Advanced Analytical Tools: Artificial Intelligence and Machine Learning
Artificial Intelligence
- Computers perform tasks that have traditionally required human intelligence.
AIexhibits cognitive and decision-making ability comparable or superior to that of human beings.Neural networksrefers to programming based on how the brain learns and processes information.
Chess playing computer programs, Digital assistants like Apple’s Siri, etc.
Machine Learning
Computer-based techniques that extract knowledge from large amounts of data by learning from known examples and then generating structure or predictions without relying on any help from a human.
In ML, the dataset is divided into three distinct subsets:
- Training dataset: Allows the algorithm to identify relationships between inputs and outputs based on historical patterns in the data.
- Validation dataset: Used to validate and model tune the relationships.
- Test dataset: Used to test the model’s ability to predict well on new data.

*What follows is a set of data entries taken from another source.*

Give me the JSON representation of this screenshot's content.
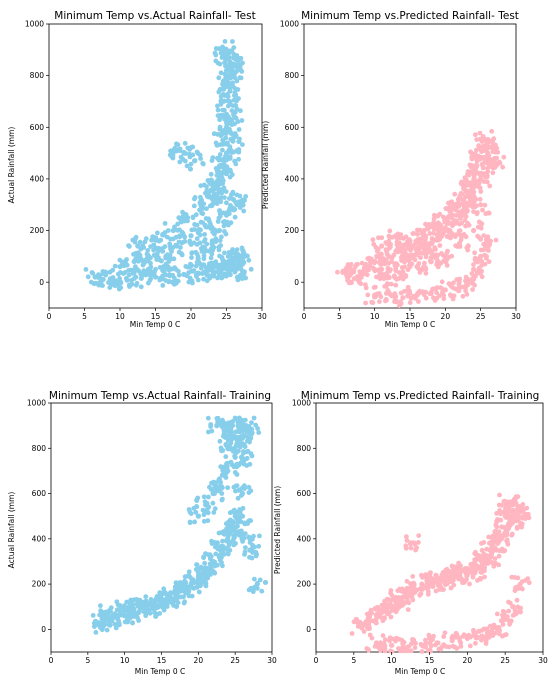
{
  "chart_data": [
    {
      "type": "scatter",
      "title": "Minimum Temp vs.Actual Rainfall- Test",
      "xlabel": "Min Temp 0 C",
      "ylabel": "Actual Rainfall (mm)",
      "xlim": [
        0,
        30
      ],
      "ylim": [
        -100,
        1000
      ],
      "xticks": [
        "0",
        "5",
        "10",
        "15",
        "20",
        "25",
        "30"
      ],
      "yticks": [
        "0",
        "200",
        "400",
        "600",
        "800",
        "1000"
      ],
      "color": "#87CEEB",
      "grid": false,
      "series": [
        {
          "x": [
            6.5,
            7.5,
            9,
            11,
            13,
            15,
            17,
            19,
            21,
            22,
            23,
            24,
            24.5,
            25,
            25.5,
            26,
            26.5,
            27,
            27.5,
            10,
            12,
            14,
            16,
            18,
            20,
            22,
            23,
            24,
            25,
            25,
            25.5,
            26,
            26,
            25,
            24.5,
            25,
            26,
            12.5,
            15.5,
            17.5,
            19.5,
            21.5,
            22.5,
            23.5,
            24,
            24.5,
            25,
            25.5,
            26,
            25.5,
            25,
            24,
            26.5,
            18,
            19,
            20.5,
            14,
            16.5,
            21,
            22,
            23,
            24,
            25,
            26,
            25.2,
            25.8
          ],
          "y": [
            20,
            10,
            5,
            8,
            15,
            20,
            25,
            30,
            35,
            40,
            45,
            50,
            60,
            70,
            80,
            90,
            100,
            80,
            40,
            60,
            80,
            100,
            120,
            140,
            180,
            220,
            300,
            400,
            500,
            600,
            700,
            800,
            870,
            900,
            880,
            820,
            650,
            140,
            160,
            200,
            250,
            300,
            350,
            380,
            450,
            550,
            650,
            740,
            560,
            480,
            420,
            350,
            300,
            510,
            500,
            470,
            50,
            70,
            90,
            120,
            160,
            200,
            260,
            320,
            760,
            840
          ]
        }
      ]
    },
    {
      "type": "scatter",
      "title": "Minimum Temp vs.Predicted Rainfall- Test",
      "xlabel": "Min Temp 0 C",
      "ylabel": "Predicted Rainfall (mm)",
      "xlim": [
        0,
        30
      ],
      "ylim": [
        -100,
        1000
      ],
      "xticks": [
        "0",
        "5",
        "10",
        "15",
        "20",
        "25",
        "30"
      ],
      "yticks": [
        "0",
        "200",
        "400",
        "600",
        "800",
        "1000"
      ],
      "color": "#FFB6C1",
      "grid": false,
      "series": [
        {
          "x": [
            6,
            7,
            8,
            9,
            10,
            11,
            12,
            13,
            14,
            15,
            16,
            17,
            18,
            19,
            20,
            21,
            22,
            23,
            24,
            25,
            26,
            27,
            10,
            12,
            14,
            16,
            18,
            20,
            22,
            23,
            24,
            25,
            26,
            25.5,
            24.5,
            23.5,
            22.5,
            21.5,
            11,
            13,
            15,
            17,
            19,
            21,
            23,
            24,
            25,
            26,
            26.5,
            25,
            24,
            22,
            20,
            18,
            16,
            14,
            12
          ],
          "y": [
            30,
            40,
            20,
            60,
            80,
            50,
            100,
            120,
            110,
            130,
            120,
            140,
            150,
            180,
            200,
            220,
            260,
            300,
            350,
            400,
            500,
            480,
            -50,
            -40,
            -60,
            -50,
            -40,
            -30,
            -20,
            0,
            50,
            100,
            150,
            550,
            470,
            380,
            320,
            280,
            140,
            180,
            160,
            200,
            230,
            260,
            350,
            420,
            480,
            540,
            450,
            300,
            200,
            150,
            100,
            80,
            60,
            40,
            20
          ]
        }
      ]
    },
    {
      "type": "scatter",
      "title": "Minimum Temp vs.Actual Rainfall- Training",
      "xlabel": "Min Temp 0 C",
      "ylabel": "Actual Rainfall (mm)",
      "xlim": [
        0,
        30
      ],
      "ylim": [
        -100,
        1000
      ],
      "xticks": [
        "0",
        "5",
        "10",
        "15",
        "20",
        "25",
        "30"
      ],
      "yticks": [
        "0",
        "200",
        "400",
        "600",
        "800",
        "1000"
      ],
      "color": "#87CEEB",
      "grid": false,
      "series": [
        {
          "x": [
            6.5,
            7,
            8,
            9,
            10,
            11,
            12,
            13,
            14,
            15,
            16,
            17,
            18,
            19,
            20,
            21,
            22,
            23,
            24,
            25,
            26,
            27,
            28,
            8,
            10,
            12,
            14,
            16,
            18,
            20,
            21,
            22,
            23,
            24,
            25,
            26,
            27,
            20,
            21,
            22,
            23,
            24,
            25,
            26,
            27,
            22.5,
            23.5,
            24.5,
            25.5,
            26.5,
            25,
            24,
            26
          ],
          "y": [
            20,
            30,
            40,
            50,
            60,
            70,
            80,
            90,
            100,
            110,
            130,
            150,
            170,
            200,
            220,
            260,
            300,
            350,
            400,
            450,
            500,
            400,
            200,
            80,
            90,
            100,
            120,
            150,
            180,
            220,
            260,
            300,
            360,
            420,
            500,
            600,
            350,
            500,
            550,
            600,
            650,
            700,
            760,
            820,
            880,
            900,
            880,
            900,
            910,
            900,
            850,
            800,
            750
          ]
        }
      ]
    },
    {
      "type": "scatter",
      "title": "Minimum Temp vs.Predicted Rainfall- Training",
      "xlabel": "Min Temp 0 C",
      "ylabel": "Predicted Rainfall (mm)",
      "xlim": [
        0,
        30
      ],
      "ylim": [
        -100,
        1000
      ],
      "xticks": [
        "0",
        "5",
        "10",
        "15",
        "20",
        "25",
        "30"
      ],
      "yticks": [
        "0",
        "200",
        "400",
        "600",
        "800",
        "1000"
      ],
      "color": "#FFB6C1",
      "grid": false,
      "series": [
        {
          "x": [
            6,
            7,
            8,
            9,
            10,
            11,
            12,
            13,
            14,
            15,
            16,
            17,
            18,
            19,
            20,
            21,
            22,
            23,
            24,
            25,
            26,
            27,
            8,
            10,
            12,
            14,
            16,
            18,
            20,
            22,
            23,
            24,
            25,
            26,
            27,
            9,
            11,
            13,
            15,
            17,
            19,
            21,
            23,
            24,
            25,
            26,
            26.5,
            25.5,
            24.5,
            13,
            22
          ],
          "y": [
            10,
            40,
            60,
            80,
            100,
            120,
            150,
            180,
            200,
            210,
            220,
            230,
            240,
            250,
            260,
            270,
            300,
            350,
            420,
            500,
            550,
            520,
            -60,
            -70,
            -80,
            -70,
            -60,
            -50,
            -40,
            -30,
            -20,
            0,
            50,
            100,
            200,
            100,
            140,
            170,
            190,
            210,
            230,
            250,
            300,
            380,
            450,
            520,
            480,
            560,
            400,
            380,
            320
          ]
        }
      ]
    }
  ]
}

Broadly speaking there are three main approaches to machine learning:
- Supervised learning: Both inputs and outputs are labeled. After learning from labeled data, the trained algorithm is used to predict outcomes for new data sets.
- Unsupervised learning: Input and output variables are not labeled. The ML algorithm has to seek relationships on its own.
- Deep learning: Neural networks are used by the computers to perform multistage, non-linear data processing to identify patterns.
For ML to work well, good human judgment is required.
Human judgment is required for questions like:
- Which data to use
- How much data to use
- Which analytical techniques are relevant
- Clean and filter the data
Deep learning algorithms are used for image, pattern, and speech recognition.
Some challenges associated with machine learning are:
- Over-fitting the data: Sometimes an algorithm may try to be too precise. This leads to over-trained models and data mining bias.
- Mitigate this by having a good validation dataset.
- Black box: ML techniques can be opaque with predictions that are not very easy to explain.
Tackling Big Data with Data Science
Data science leverages advances in computer science, statistics, and other disciplines for the purpose of extracting information from Big Data.
Data Processing Methods
- Capture: How data is collected from various sources and transformed.
- Curation: Ensuring data quality and accuracy through data cleaning.
- Storage: How data will be recorded and accessed.
- Refers to the underlying databases design
- Whether the data is structured, unstructured, or both
- Need real time access to the data or not.
- Search: How we can find what we want from the vast amount of data.
- Transfer: How data will move from the source to the tools that are being used.
Data Visualization
How the data will ultimately be presented to the analyst/user.
Data Visualization
Graphs, Charts → Heat Maps, Tree Diagrams, and Tag Clouds
- Heat map of a city where routes with high traffic congestion are shown in red.
- A tag cloud works on textual data where words that appear more often are shown in larger font.

Text Analytics and Natural Language Processing
Text Analytics
Use of computer programs to derive meaning from large, unstructured text or voice-based data. Based on this, we can determine if the sentiment is very positive, positive, neutral, or negative.
Natural Language Processing (NLP)
Application of text analytics whereby computers analyze and interpret human language. Such processing is possible because of access to Big Data and processing power.
- Gauge the consumer sentiment about a new product by analyzing what is being said about the product.
- Used to gain insights in communications from policy makers who use a more formal tone.